Logging the Gualala Floodplain
Last year, Gualala Redwoods Timber (GRT) -- owner of 29,500 acres in northwestern Sonoma and southwestern Mendocino counties – submitted plans to log hundreds of large second-growth redwoods in the Gualala River’s sensitive floodplain. The Dogwood Plan encompasses 320 acres, making it the largest Gualala River floodplain logging plans in the modern regulatory era
This plan to log 100-150-year-old redwood trees has generated fervent opposition from environmentalists and local residents. The AVA and the North Bay Bohemian were the first media venues to report on this conflict last October.
The redwood trees in the floodplain are at least 100 years old. Throughout the last century, scouring winter floods have periodically rushed through the river canyons, naturally thinning the lush forests and giving the groves an expansive, cathedral-like appearance reminiscent of parks such as Prairie Creek Redwoods.
Sonoma County’s regional parks district has eyed the floodplain area as a possible river park site for more than 50 years, while a consortium of conservation groups has sought to buy the remainder of the land and create a “working community forest” characterized by a lighter-touch approach to logging.
Instead, the property has been purchased by the Burch family of San Jose, whose West Coast timber franchise spans three states.
More than a year after submitting the Dogwood Plan, Cal Fire signed off on it last month.

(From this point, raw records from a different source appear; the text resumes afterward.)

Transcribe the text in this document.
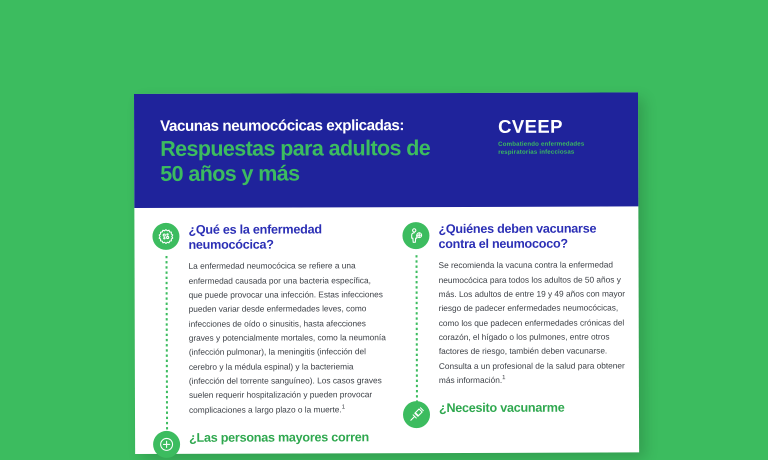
Vacunas neumocócicas explicadas:
Respuestas para adultos de
50 años y más
CVEEP
Combatiendo enfermedades
respiratorias infecciosas
¿Qué es la enfermedad neumocócica?
La enfermedad neumocócica se refiere a una enfermedad causada por una bacteria específica, que puede provocar una infección. Estas infecciones pueden variar desde enfermedades leves, como infecciones de oído o sinusitis, hasta afecciones graves y potencialmente mortales, como la neumonía (infección pulmonar), la meningitis (infección del cerebro y la médula espinal) y la bacteriemia (infección del torrente sanguíneo). Los casos graves suelen requerir hospitalización y pueden provocar complicaciones a largo plazo o la muerte.$^1$
¿Las personas mayores corren
¿Quiénes deben vacunarse contra el neumococo?
Se recomienda la vacuna contra la enfermedad neumocócica para todos los adultos de 50 años y más. Los adultos de entre 19 y 49 años con mayor riesgo de padecer enfermedades neumocócicas, como los que padecen enfermedades crónicas del corazón, el hígado o los pulmones, entre otros factores de riesgo, también deben vacunarse. Consulta a un profesional de la salud para obtener más información.$^1$
¿Necesito vacunarme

The plan had received so much opposition from local residents and environmentalists that the company submitted the plan four different times.
Peter Baye, a coast ecologist who works with Friends of the Gualala River, notes that GRT still hasn’t surveyed for spotted owls or protected species of rare plants. ““I really have doubts whether they are following protocols, or just shuffling paperwork,” he said.
Friends of the Gualala River and Forest Unlimited have filed a notice of their intention to sue to stop the plan. They will likely seek an injunction to stop the logging pending a trial that could occur later this or next year.
On July 16, about 200 people attended a rally against the Dogwood plan Dogwood Plan at Gualala Point Regional Park. Gualala Redwoods Timber forester Henry Alden, whose previous job was with Maxxam, has said that criticism of the logging plan is exaggerated, and that the company plans to log much more selectively than most critics of the project have been led to believe.
But the Gualala River has already sustained enormous damage.
In 1998, the US Environmental Protection Agency listed the Gualala River watershed as "impaired" due to excessive sediment under the Federal Clean Water Act. The EPA stated that "significant reductions in human-induced erosion are needed to protect aquatic habitat and cold water fish."
As founder of a state-funded watershed history database known as the Klamath Resource Information System, which covers most of northwestern California, Arcata-based fisheries biologist Patrick Higgins is a leading expert on the historical impacts of logging along the Gualala River. While growing up in the 1960s, he made frequent fishing trips to the river, describing it as "a veritable Shangri-La for fishermen."
"Nothing in the last 10,000 years, probably a million years, has ever duplicated the degree of disturbance in the Gualala River watershed as has occurred since World War II," Higgins says of logging's impacts in that era.
Former California Department of Forestry and Fire Protection (Cal Fire) director Richard Wilson lives outside the northeastern Mendocino County town of Covelo.
During Wilson’s tenure at Cal Fire, from 1991 to 1999, he sought to address the problem of over-harvesting by requiring that timber companies file 100-year management plans for sustaining the volume of timber in their forests, called “sustained yield plans.”
But he says the industry has used its political clout to undermine these regulations, such that a large proportion of the state’s remaining timberlands continue to be degraded.
“We’ve got the rules,” Wilson says. “It’s a question of enforcing them.”
(A version of this story also appears in the North Bay Bohemian.)